Devoirs à la maison: Vraie corvée ou indispensable soutien?

VOUS TEMOIGNEZ Devoirs à la maison ou à l’école ? Nos internautes sont divisés…

Tristan Lescot
— 
Une petite fille fait ses devoirs
Une petite fille fait ses devoirs — DELAHAYE CATHERINE/SIPA
  • Le nouveau ministre de l'Éducation nationale, Jean-Michel Blanquer, a annoncé la mise en place du dispositif «devoirs faits à l'école»
  • Il sera effectif dès la rentrée prochaines dans quelques établissements avant d'être généralisé

Nouveau ministre de l’Éducation nationale, nouvelle réforme ! Jean-Michel Blanquer souhaite que les devoirs ne soient plus faits à la maison mais à l’école. Selon lui, le dispositif répond à un double objectif : « que chaque enfant puisse travailler individuellement, au calme, pour faire des exercices, répéter ses leçons ou exercer sa mémoire et son sens de l’analyse » et « amenuiser les inégalités [entre les familles] ».

Quant à la forme prise par cette mesure, le ministre préconise des « études dirigées de 16 heures à 18 heures le soir dans tous les collèges, et pas seulement en éducation prioritaire ». Reste à attendre la rentrée prochaine pour connaître les modes d’application du dispositif, pour l’instant plutôt positivement accueilli.

D’ailleurs, comment les parents gèrent-ils aujourd’hui les devoirs à la maison et que pensent-ils de ce changement de paradigme ? Nos internautes réagissent.

« J’adore faire les devoirs avec ma fille »
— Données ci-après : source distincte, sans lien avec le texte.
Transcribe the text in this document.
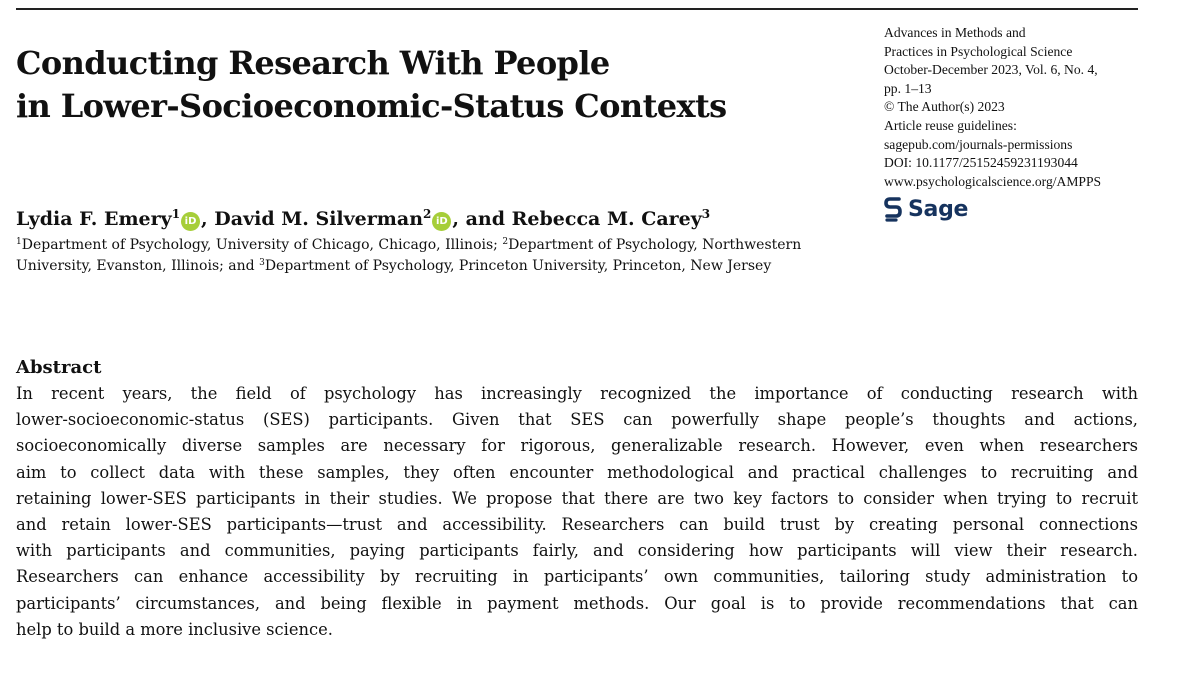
Conducting Research With People
in Lower-Socioeconomic-Status Contexts
Advances in Methods and
Practices in Psychological Science
October-December 2023, Vol. 6, No. 4,
pp. 1–13
© The Author(s) 2023
Article reuse guidelines:
sagepub.com/journals-permissions
DOI: 10.1177/25152459231193044
www.psychologicalscience.org/AMPPS
Sage
Lydia F. Emery$^1$iD , David M. Silverman$^2$iD , and Rebecca M. Carey$^3$
$^1$Department of Psychology, University of Chicago, Chicago, Illinois; $^2$Department of Psychology, Northwestern
University, Evanston, Illinois; and $^3$Department of Psychology, Princeton University, Princeton, New Jersey
Abstract
In recent years, the field of psychology has increasingly recognized the importance of conducting research with
lower-socioeconomic-status (SES) participants. Given that SES can powerfully shape people’s thoughts and actions,
socioeconomically diverse samples are necessary for rigorous, generalizable research. However, even when researchers
aim to collect data with these samples, they often encounter methodological and practical challenges to recruiting and
retaining lower-SES participants in their studies. We propose that there are two key factors to consider when trying to recruit
and retain lower-SES participants—trust and accessibility. Researchers can build trust by creating personal connections
with participants and communities, paying participants fairly, and considering how participants will view their research.
Researchers can enhance accessibility by recruiting in participants’ own communities, tailoring study administration to
participants’ circumstances, and being flexible in payment methods. Our goal is to provide recommendations that can
help to build a more inclusive science.
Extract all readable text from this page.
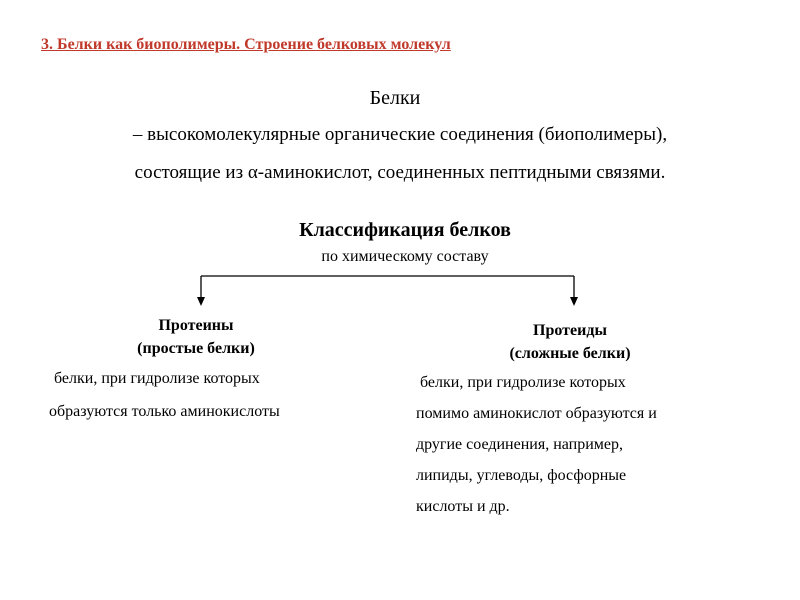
3. Белки как биополимеры. Строение белковых молекул
Белки
– высокомолекулярные органические соединения (биополимеры),
состоящие из α-аминокислот, соединенных пептидными связями.
Классификация белков
по химическому составу
Протеины
(простые белки)
белки, при гидролизе которых
образуются только аминокислоты
Протеиды
(сложные белки)
белки, при гидролизе которых
помимо аминокислот образуются и
другие соединения, например,
липиды, углеводы, фосфорные
кислоты и др.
Priscilla dont l’enfant est au CP « adore faire les devoirs avec [sa] fille » car « ça lui permet aussi de voir et savoir ce qu’elle a retenu et ce qu’elle a appris en cours ». Elle reste très attachée aux devoirs à la maison d’autant que « ça peut réapprendre certains cours aux parents ». A noter quand même : les devoirs à la maison sont théoriquement interdits avant le collège… et ce depuis de nombreuses années.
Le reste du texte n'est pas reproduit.